Nu Nu Yi’s novels focus on the fringes of Burmese society. (Photo: AFP)
Every August, people from across Burma travel to the village of Taung Pyone, some 14 km north of Mandalay, to participate in the country’s largest and most elaborate Nat festival. The folklore surrounding the traditional belief in Nats, or ancient spirits, extends back centuries and evokes, at least in some circles, considerable pride in Burma’s rich cultural history.

But a new novel featuring the festival—which attracts members of Burma’s gay community, many of whom participate in a ritual marriage with Nats—has inspired anything but pride among Burmese officials.

“The authorities said the story was against the customs of Theravada Buddhism and Burmese culture,” said author Nu Nu Yi, who spent three years researching and writing “Smile As They Bow, Laugh as They Bow.”

“Homosexuality is banned officially in Burma,” she said.

Her novel, which describes the relationship between a gay spiritual medium and a young Burmese man, won the 2007 Man Asian Literary Prize. It was also translated into English and published by Hyperion in 2008.

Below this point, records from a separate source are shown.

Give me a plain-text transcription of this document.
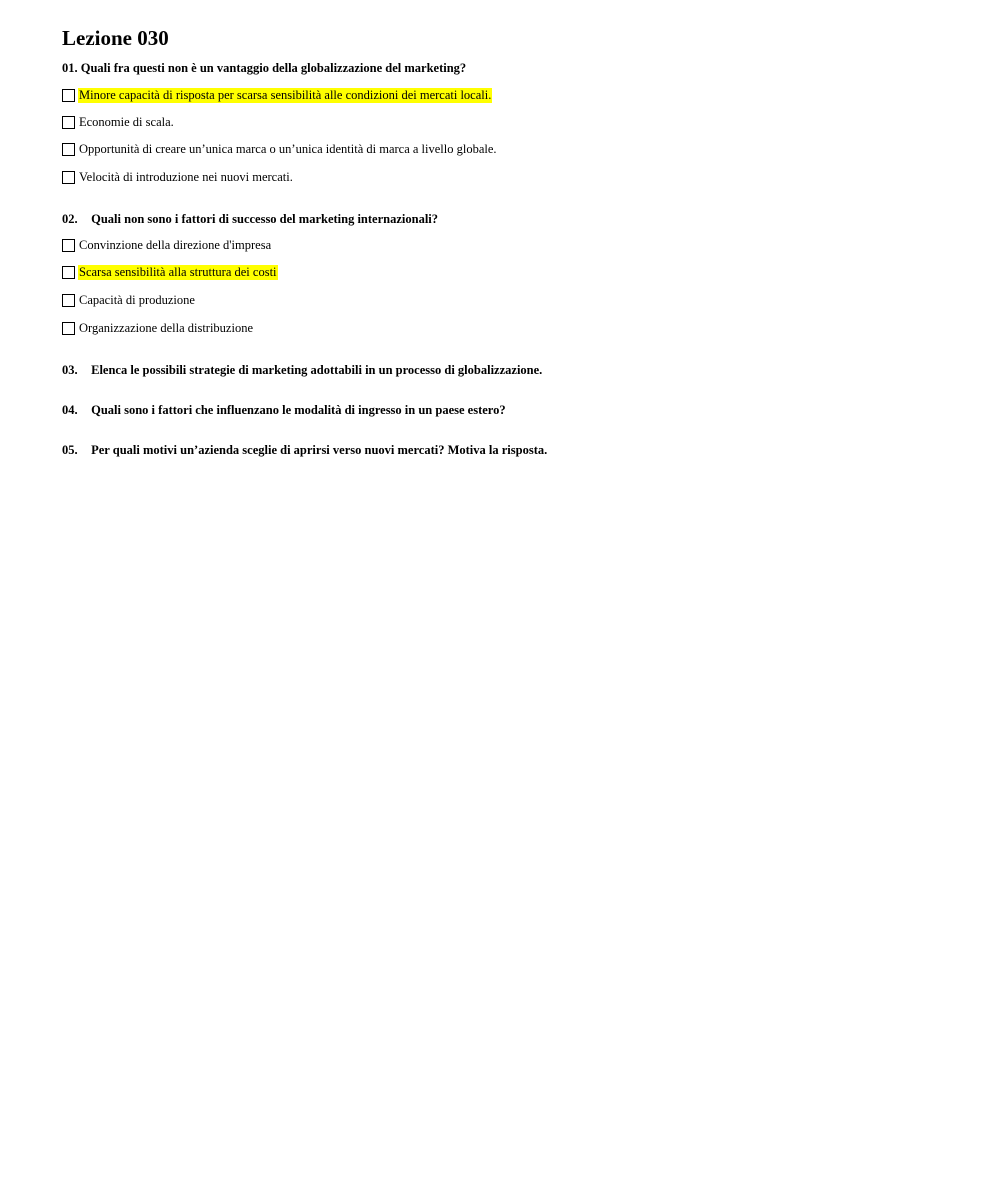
Lezione 030
01. Quali fra questi non è un vantaggio della globalizzazione del marketing?
Minore capacità di risposta per scarsa sensibilità alle condizioni dei mercati locali.
Economie di scala.
Opportunità di creare un’unica marca o un’unica identità di marca a livello globale.
Velocità di introduzione nei nuovi mercati.
02. Quali non sono i fattori di successo del marketing internazionali?
Convinzione della direzione d'impresa
Scarsa sensibilità alla struttura dei costi
Capacità di produzione
Organizzazione della distribuzione
03. Elenca le possibili strategie di marketing adottabili in un processo di globalizzazione.
04. Quali sono i fattori che influenzano le modalità di ingresso in un paese estero?
05. Per quali motivi un’azienda sceglie di aprirsi verso nuovi mercati? Motiva la risposta.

Nu Nu Yi was born in Inwa village, near Mandalay, in 1957. Since starting her literary career in 1984, she has written 15 novels, 100 short stories and many articles in well-known Burmese magazines. Most of her writing is set among Burma’s rural poor and social outcasts.


Kyi Phyu Shin

Kyi Phyu Shin’s latest documentary has won international recognition.
Kyi Phyu Shin, 32, put Burmese documentary film-making on the map in 2008 by winning the “Best Short” award at the All Roads Film Festival organized in the US by the National Geographic Society. Working on a tight budget with a video camera and little technical assistance, she made a 14-minute documentary on the life of the Burmese painter Wathone, “A Sketch of Wathone.”

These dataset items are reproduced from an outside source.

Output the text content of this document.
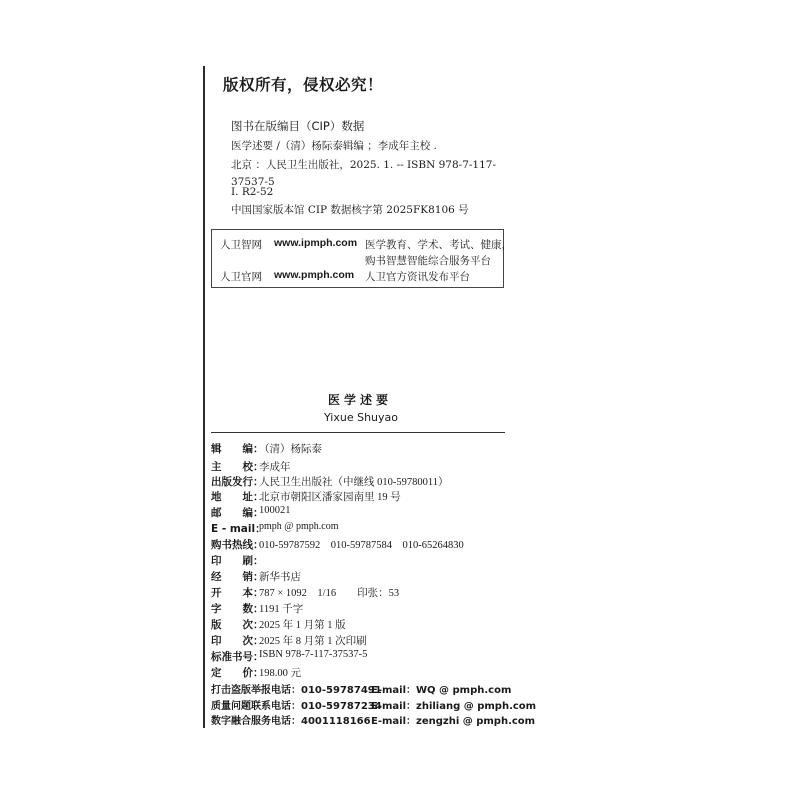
版权所有，侵权必究！
图书在版编目（CIP）数据
医学述要 /（清）杨际泰辑编 ；李成年主校 .
北京 ：人民卫生出版社，2025. 1. -- ISBN 978-7-117-
37537-5
Ⅰ. R2-52
中国国家版本馆 CIP 数据核字第 2025FK8106 号
人卫智网 www.ipmph.com 医学教育、学术、考试、健康，
购书智慧智能综合服务平台
人卫官网 www.pmph.com 人卫官方资讯发布平台
医学述要
Yixue Shuyao
辑　　编：
（清）杨际泰
主　　校：
李成年
出版发行：
人民卫生出版社（中继线 010-59780011）
地　　址：
北京市朝阳区潘家园南里 19 号
邮　　编：
100021
E - mail：
pmph @ pmph.com
购书热线：
010-59787592　010-59787584　010-65264830
印　　刷：
经　　销：
新华书店
开　　本：
787 × 1092　1/16　　印张：53
字　　数：
1191 千字
版　　次：
2025 年 1 月第 1 版
印　　次：
2025 年 8 月第 1 次印刷
标准书号：
ISBN 978-7-117-37537-5
定　　价：
198.00 元
打击盗版举报电话：010-59787491
E-mail：WQ @ pmph.com
质量问题联系电话：010-59787234
E-mail：zhiliang @ pmph.com
数字融合服务电话：4001118166 E-mail：zengzhi @ pmph.com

It was only her second documentary shown in competition, after “Peace of the Mind,” a study of a nun’s life. Now she’s planning a third, about a puppeteer’s life and work.

In “A Sketch of Wathone,” the famous painter—also known as Khin Hla—shared his thoughts on life and his art. He died on October 21, weeks after Kyi Phyu Shin collected her award in Washington DC.

 


Tun Lwin

Tun Lwin’s reputation as Burma’s most trusted weatherman took a hit after Cyclone Nargis. (Illustration: Harn Lay/The Irrawaddy)
Tun Lwin, the head of Burma’s Meteorological Department, was the country’s most popular TV weatherman, an authoritative figure whose nightly predictions commanded a faithful following—until Cyclone Nargis struck.